At the Interagency Wolf Conference in Boise a couple weeks ago, Mink Jimenez, who manages wolves in Wyoming outside the Park for the federal government told of his team's intensive monitoring of wintertime predation of elk in the Gros Ventre where the state maintains 3 elk feedgrounds with about 2500 to 3000 elk total. There are a fair number of additional elk that winter in the drainage but do not come to the feedgrounds. Depending on the winter, from 5000 to 10,000 elk also winter nearby (downstream) on the National Elk Refuge, which wolves have generally ignored.
Jimenez said the only wolf pack in the drainage last winter was the Teton Pack of 12 wolves. In early winter, the pack killed 3 or 4 elk a week and in late winter 4 to 5 elk a week.
A total of 52 wolf-killed elk were recovered. There might have been more in dispersed areas, not found. Of the kills 50% were calves, 45% cows, and 5% bulls.
"Surplus killing," to me a somewhat vague concept, is when wolves kill, but not do not consume the prey. Jimenez and his crew operationally defined the concept as elk killed by wolves, with none to just a small portion eaten, coupled with the observation that the wolves were not nearby when the dead elk was found.
Jimenez said 12 elk were defined as surplus killing. However, the whole matter was complicated by interaction with the Wyoming Game and Fish elk feeding crew, which apparently dragged away these dead elk as soon as found and put them in a big pile.

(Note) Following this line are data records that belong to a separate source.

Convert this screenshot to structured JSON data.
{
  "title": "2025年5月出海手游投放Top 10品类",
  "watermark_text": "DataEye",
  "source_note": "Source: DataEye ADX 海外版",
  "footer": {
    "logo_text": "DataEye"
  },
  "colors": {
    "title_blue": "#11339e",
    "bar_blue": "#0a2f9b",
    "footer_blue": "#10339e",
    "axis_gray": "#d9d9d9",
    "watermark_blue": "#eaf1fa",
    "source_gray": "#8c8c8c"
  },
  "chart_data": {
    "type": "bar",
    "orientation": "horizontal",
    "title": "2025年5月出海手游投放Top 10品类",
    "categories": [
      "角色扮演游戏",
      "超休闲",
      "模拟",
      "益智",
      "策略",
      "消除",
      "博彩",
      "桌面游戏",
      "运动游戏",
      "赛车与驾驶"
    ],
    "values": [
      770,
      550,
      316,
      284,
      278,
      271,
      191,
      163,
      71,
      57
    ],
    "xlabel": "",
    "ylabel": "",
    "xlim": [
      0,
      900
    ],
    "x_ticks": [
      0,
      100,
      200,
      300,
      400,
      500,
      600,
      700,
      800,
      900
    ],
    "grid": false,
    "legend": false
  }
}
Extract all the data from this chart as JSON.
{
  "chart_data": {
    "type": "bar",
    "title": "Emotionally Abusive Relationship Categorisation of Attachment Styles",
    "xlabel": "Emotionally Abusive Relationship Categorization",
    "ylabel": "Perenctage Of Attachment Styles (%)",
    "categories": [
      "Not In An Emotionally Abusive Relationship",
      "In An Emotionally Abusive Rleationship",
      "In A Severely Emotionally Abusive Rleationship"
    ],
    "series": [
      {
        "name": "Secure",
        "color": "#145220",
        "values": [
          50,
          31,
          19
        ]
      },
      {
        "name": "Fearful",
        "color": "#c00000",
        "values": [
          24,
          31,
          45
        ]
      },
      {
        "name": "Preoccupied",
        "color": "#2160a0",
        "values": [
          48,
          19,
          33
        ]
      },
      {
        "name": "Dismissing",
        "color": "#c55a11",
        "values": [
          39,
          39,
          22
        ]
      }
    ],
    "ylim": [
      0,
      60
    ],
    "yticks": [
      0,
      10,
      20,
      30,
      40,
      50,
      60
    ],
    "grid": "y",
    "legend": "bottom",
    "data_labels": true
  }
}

I am hypothesizing this pile of dead elk (including elk dead from other causes) must have been in a prominent place so that visiting snowmobilers could see it. This pile was the source of quotes in "Elk for Tomorrow" ads to the effect that the carnage by the wolves was sickening.
Regardless, 52 to 100 dead elk out of 3000 is trivial, and so I don't think the controversy can be understood by figures alone, but rather as part of the endless cultural conflict over wolves in Wyoming and the changing socio-economics of the area.
My hope is that the views of "Elk for Tomorrow" in favor of continuing the feeding of elk like livestock does not prevail, so the Jackson Hole herd will escape CWD, brucellosis will be reduced, and there will truly be elk tomorrow.